After engaging with sources on race riots, southern police brutality, armed defence, and Black Power ideology a lot earlier than 1966, I moved into some research of magazines and ephemera. Whilst trundling through the main catalogue can be both daunting and arduous, it can provide some gems (advice- do all the sifting before you come to the BL!). Using the online databases to build a framework of search terms, then using the multi-functional filters on the sidebars makes life a lot easier. One magazine, which has left me with more questions about Black Power in the South than answers, is Rhythm. Whilst the BL only retains one volume (I am sourcing more), it is a rich piece of history with spasms of visual delight. It tells the story of the commitment of ‘revolutionary Pan-Africanism’ in the South whilst looking eagerly towards a new Africa of the twenty-first century. It is truly the personification of the heights of Black Power Culture in the South- ‘Rhythm sees African people as having no moral or legal responsibility to the west except to oversee its destruction.’ There are many newspaper and magazine titles available for those interested in mainstream and Northern Civil rights and Black Power, to name a few- Negro Digest, The Crusader, and The Menard Times (an interesting collection of prison newspapers).

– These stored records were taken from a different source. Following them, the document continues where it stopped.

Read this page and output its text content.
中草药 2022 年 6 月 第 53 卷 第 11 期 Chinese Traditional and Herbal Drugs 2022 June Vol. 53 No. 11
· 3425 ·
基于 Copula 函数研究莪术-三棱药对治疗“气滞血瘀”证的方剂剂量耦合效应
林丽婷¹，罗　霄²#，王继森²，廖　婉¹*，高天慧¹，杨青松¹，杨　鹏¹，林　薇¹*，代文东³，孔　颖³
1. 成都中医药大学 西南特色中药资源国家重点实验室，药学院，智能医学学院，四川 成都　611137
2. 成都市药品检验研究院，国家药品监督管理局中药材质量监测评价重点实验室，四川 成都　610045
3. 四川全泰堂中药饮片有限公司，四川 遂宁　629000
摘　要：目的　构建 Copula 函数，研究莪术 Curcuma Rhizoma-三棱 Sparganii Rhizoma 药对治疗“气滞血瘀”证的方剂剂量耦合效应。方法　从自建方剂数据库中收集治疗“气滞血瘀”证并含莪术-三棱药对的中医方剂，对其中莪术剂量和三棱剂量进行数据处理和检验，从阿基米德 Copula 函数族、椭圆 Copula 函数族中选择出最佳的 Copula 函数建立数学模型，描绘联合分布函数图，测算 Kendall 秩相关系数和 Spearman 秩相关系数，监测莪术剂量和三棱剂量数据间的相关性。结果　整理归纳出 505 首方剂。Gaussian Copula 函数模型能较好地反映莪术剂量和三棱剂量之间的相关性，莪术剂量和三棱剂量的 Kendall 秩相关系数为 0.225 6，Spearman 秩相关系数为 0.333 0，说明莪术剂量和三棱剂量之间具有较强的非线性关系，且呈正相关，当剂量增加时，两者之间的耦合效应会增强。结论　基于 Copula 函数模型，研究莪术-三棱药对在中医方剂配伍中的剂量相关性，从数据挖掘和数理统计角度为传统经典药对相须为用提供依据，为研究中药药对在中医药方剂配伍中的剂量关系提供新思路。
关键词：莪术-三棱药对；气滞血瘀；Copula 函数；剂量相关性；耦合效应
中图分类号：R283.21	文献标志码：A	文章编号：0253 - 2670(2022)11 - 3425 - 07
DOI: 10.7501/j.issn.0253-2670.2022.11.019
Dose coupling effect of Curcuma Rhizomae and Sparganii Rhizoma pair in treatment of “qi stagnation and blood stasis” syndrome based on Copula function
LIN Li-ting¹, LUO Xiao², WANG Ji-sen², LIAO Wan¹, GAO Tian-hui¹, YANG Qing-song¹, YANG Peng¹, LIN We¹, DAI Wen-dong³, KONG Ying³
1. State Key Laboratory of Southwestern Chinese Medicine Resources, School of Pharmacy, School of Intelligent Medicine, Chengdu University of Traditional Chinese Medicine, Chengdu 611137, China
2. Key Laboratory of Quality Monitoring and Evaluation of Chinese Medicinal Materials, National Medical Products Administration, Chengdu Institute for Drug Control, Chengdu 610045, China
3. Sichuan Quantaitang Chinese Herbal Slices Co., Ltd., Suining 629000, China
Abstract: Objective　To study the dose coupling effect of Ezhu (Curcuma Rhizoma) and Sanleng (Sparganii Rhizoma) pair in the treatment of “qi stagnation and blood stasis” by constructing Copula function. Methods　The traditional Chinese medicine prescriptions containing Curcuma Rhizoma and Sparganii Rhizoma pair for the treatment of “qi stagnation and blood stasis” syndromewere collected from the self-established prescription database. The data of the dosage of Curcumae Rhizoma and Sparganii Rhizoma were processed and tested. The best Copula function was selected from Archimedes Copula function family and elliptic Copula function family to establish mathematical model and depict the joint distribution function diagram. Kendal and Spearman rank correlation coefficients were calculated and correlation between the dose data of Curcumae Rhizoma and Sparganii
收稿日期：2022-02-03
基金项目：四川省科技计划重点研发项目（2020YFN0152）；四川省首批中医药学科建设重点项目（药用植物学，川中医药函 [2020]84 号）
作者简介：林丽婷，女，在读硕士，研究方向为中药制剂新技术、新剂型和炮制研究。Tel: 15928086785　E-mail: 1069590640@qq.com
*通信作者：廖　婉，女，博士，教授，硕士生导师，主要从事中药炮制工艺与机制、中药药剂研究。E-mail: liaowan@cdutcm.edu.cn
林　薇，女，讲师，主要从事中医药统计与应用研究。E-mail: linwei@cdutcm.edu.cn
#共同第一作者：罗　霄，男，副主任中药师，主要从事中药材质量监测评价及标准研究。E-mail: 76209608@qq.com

The ‘Archive of Americana’, ‘History and Life’ online databases, and ‘African American Newspaper Series’ have provided an abundance of material for my project, from Black Power’s violence and rioting, to singing, poetry, performance and art. I intend to further delve into magazines and newspapers including Life, Billboard, The Chicago Defender, and Amsterdam News on my next trip for more mainstream perceptions, in addition to well-planned catalogue trawling and possible examinations of the databases ‘Underground and Independent Comics Collection’ (online) and ‘HAPI’ (online). The first-hand accounts provided in the magazines, newspapers, and records are invaluable evidence of Black Power in the South. This initial research has provided foundations for my research in the US and further research at the BL, and has provided sources for my Summer Series talk at the BL in August. Finally, a special thank you to Mercedes Aguirre and those at the Eccles Centre. I would not be able to research so efficiently and proficiently without their support and wonderful insights.